Montgomery (executive editor, Tin House magazine; editorial director, Tin House Books) has spent much of her life escaping her eccentric, dysfunctional family, experimenting with drugs during her youth, and moving far from her girlhood home in Framingham, MA, as an adult. While she has remained connected to her father, Big Dad, the parent on whom she depended while growing up, her mother's persistent alcoholism and weird behavior continue to alienate her. Montgomery's two siblings have stayed away as well, the family having not congregated in more than ten years. When Big Dad is diagnosed with stomach cancer, Montgomery returns to the family home to care for him, supporting him through surgery and chemotherapy, while Mumzy escapes by drinking and flirting with her Bulgarian nurse. As Montgomery walks with her father and the two reminisce, she traces her life in this repressive family, wondering why no one ever called Mumzy an alcoholic. Montgomery writes her memoir with precision and grace, showing how a parent's decline and ultimate death can unite a family and lead to self-discovery, forgiveness, and healing. Recommended for large public collections.-Nancy R. Ives, SUNY at Geneseo Copyright 2006 Reed Business Information.

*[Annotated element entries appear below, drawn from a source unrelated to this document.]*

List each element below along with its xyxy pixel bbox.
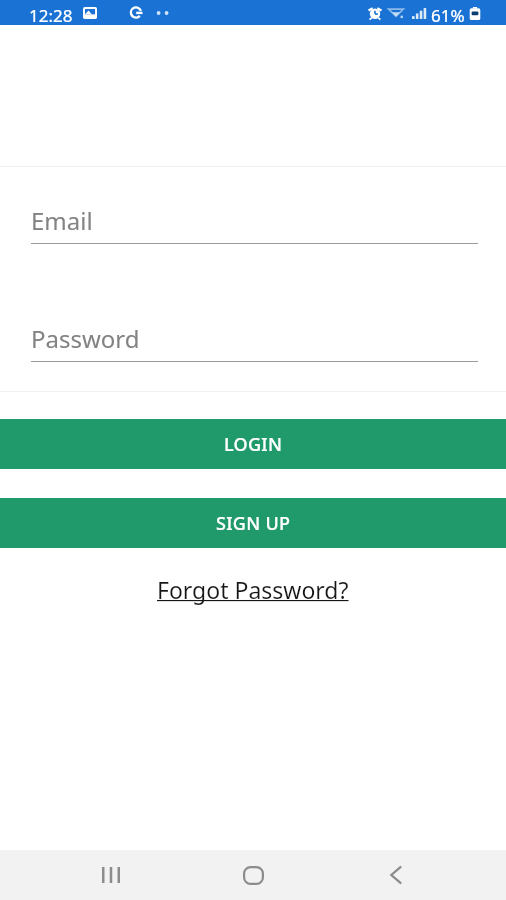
button[interactable]: Forgot Password? <box>157 574 349 605</box>
button[interactable]: SIGN UP <box>0 498 506 548</box>
staticText: Email <box>31 204 93 237</box>
button[interactable]: LOGIN <box>0 419 506 469</box>
button[interactable]: Recent apps <box>69 857 153 893</box>
button[interactable]: Back <box>353 857 437 893</box>
staticText: 61% <box>431 4 465 27</box>
staticText: Password <box>31 322 140 355</box>
staticText: 12:28 <box>29 4 73 27</box>
button[interactable]: Password <box>31 314 478 362</box>
staticText: LOGIN <box>224 432 283 457</box>
button[interactable]: Email <box>31 196 478 244</box>
staticText: SIGN UP <box>216 511 291 536</box>
button[interactable]: Home <box>211 857 295 893</box>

The executive editor of Tin House magazine perfectly captures a middle-aged rite of passage: returning home to help a parent die. Montgomery grew up in Massachusetts. Jovial "Big Dad," though emotionally distant, fiercely loved his three kids. Mumzy was a lush, larger than life except when passed out from too much gin. Their offspring escaped in various ways; Montgomery herself married and moved to the West Coast after several fraught vocational crises and love affairs. When her father, whom she had always tried to please, was diagnosed with stomach cancer, she headed east to care for him. Her debut memoir delineates Big Dad's sickness, Mumzy's ineffectual courage, the author's helpless attempts to micro-manage her father's diet and to control the experience by taking small, useless notes at the doctor's office. It captures the awkward pressure to have meaningful conversations before it's too late, the guilt over leaving ailing parents for even an hour, let alone a weekend. Montgomery expertly interweaves the present-tense narration, which describes Big Dad's decline in the late 1990s with occasional glances back to her '60s childhood, which are well placed and never gratuitous. Kudos also for her careful attention to the emotional thickets of siblinghood; she subtly renders the struggles and strains among a brother and two sisters suddenly called on to act like adults in a situation that encourages regression to childishness. The author lays bear the trials of alcoholism with a light touch, never descending into whining or acrimony: "I will never be able to explain my mother, but I will most likely spend my life trying. . . . How do you explain that your mother drinks gin andtonics for breakfast? You don't."Everyone with a terminally ill parent should read this spare account, which is damn near perfect.